Nas rodas de amigos, nas redes sociais, nos ambientes de trabalho explodem manifestações de indignação diante de notícias de corrupção, miséria ou violência, mas muitas dessas vozes são das mesmas pessoas que não vacilam em dar um jeitinho para obter vantagem.
Quando se fala na falta de ética logo o pensamento se reporta à figura do político ou empresário inescrupuloso, mas alguns comportamentos do dia a dia são interpretados como exemplos do “jeitinho brasileiro” ou, no máximo, falta de educação. Furar fila, jogar lixo no chão, tentar subornar o agente de trânsito, fazer fofoca pelas costas são atitudes que, embora criticadas, acabam toleradas pela sociedade. Até porque usar a influência de um conhecido para conseguir resolver um problema ou favorecimento não é visto como algo grave.
Para a filósofa Márcia Tiburi, autora de diversos livros, exige-se e reclama-se da falta de ética, mas a maioria não sabe exatamente o que quer dizer com isso. Segundo ela, falta reflexão, falta pensamento crítico, falta entender “o que é” agir e “como” se deve agir. “Para que a ética inicie é preciso sair da mera indignação moral baseada em emoções passageiras, que tantos acham magnífico expor, e chegar à reflexão ética”.
Ausência de reflexão
Em outras palavras, a pessoa tem que aprender a pensar. “No nosso Brasil, pensa-se pouco. Reflete-se pouco. E isso porque grande parte da população não lê, não estuda, não busca esclarecimento. Se existisse um projeto nacional de educação certamente deveria priorizar a experiência filosófica, ética, que promovesse autocompreensão e cidadania”, constata a filósofa. Ao contrário, vivemos a cultura do indivíduo que deve trabalhar muito, consumir muito e pensar pouco.

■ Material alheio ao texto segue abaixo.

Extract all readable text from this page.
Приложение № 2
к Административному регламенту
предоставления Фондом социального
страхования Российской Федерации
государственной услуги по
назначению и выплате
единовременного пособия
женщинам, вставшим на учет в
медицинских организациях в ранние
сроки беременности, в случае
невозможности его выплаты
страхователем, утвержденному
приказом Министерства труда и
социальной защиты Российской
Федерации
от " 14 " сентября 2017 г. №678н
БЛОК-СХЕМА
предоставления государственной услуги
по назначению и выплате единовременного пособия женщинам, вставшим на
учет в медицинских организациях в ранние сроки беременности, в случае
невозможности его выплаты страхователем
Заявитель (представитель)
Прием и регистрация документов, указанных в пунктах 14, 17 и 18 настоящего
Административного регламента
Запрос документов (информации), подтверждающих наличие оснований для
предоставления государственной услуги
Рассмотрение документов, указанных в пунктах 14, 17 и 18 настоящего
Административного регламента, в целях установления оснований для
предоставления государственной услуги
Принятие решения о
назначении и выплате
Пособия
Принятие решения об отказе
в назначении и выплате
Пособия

Segundo a pensadora, ética é o que diz respeito ao modo de nos comportamos e decidirmos nosso convívio e o modo como partilhamos valores e a própria liberdade. “Agir de modo a manter o direito de ser e estar de outra pessoa, sua integridade e dignidade, independentemente de qualquer de suas características físicas ou sociais. Essa atitude ética nunca é simplesmente moral. Entre moral e ética há uma distância a ser considerada”.
Quando o discurso é um e o ato é outro
A expressão de indignação é uma prática de discurso que pode muito bem ocultar outras práticas, em sua opinião. “Em geral, o moralista é aquele que prega o que não pratica, que fala sem ver-se a si como exemplo prático. Ele não julga a si mesmo, porque se tem a si mesmo como juiz. Ele é dono da verdade que usa contra o outro. Temos que tomar cuidado com as ondas de “julgamento moral que andam por aí”, alerta.
Márcia Tiburi enfatiza que a atitude ética sempre começa com uma autocrítica. “Certamente ela falta ao moralista. Nossa sociedade anda muito moralista, mas ao mesmo tempo há muita gente em dúvida quando ao que significa ser brasileiro em um país colonizado, abusado e aviltado”.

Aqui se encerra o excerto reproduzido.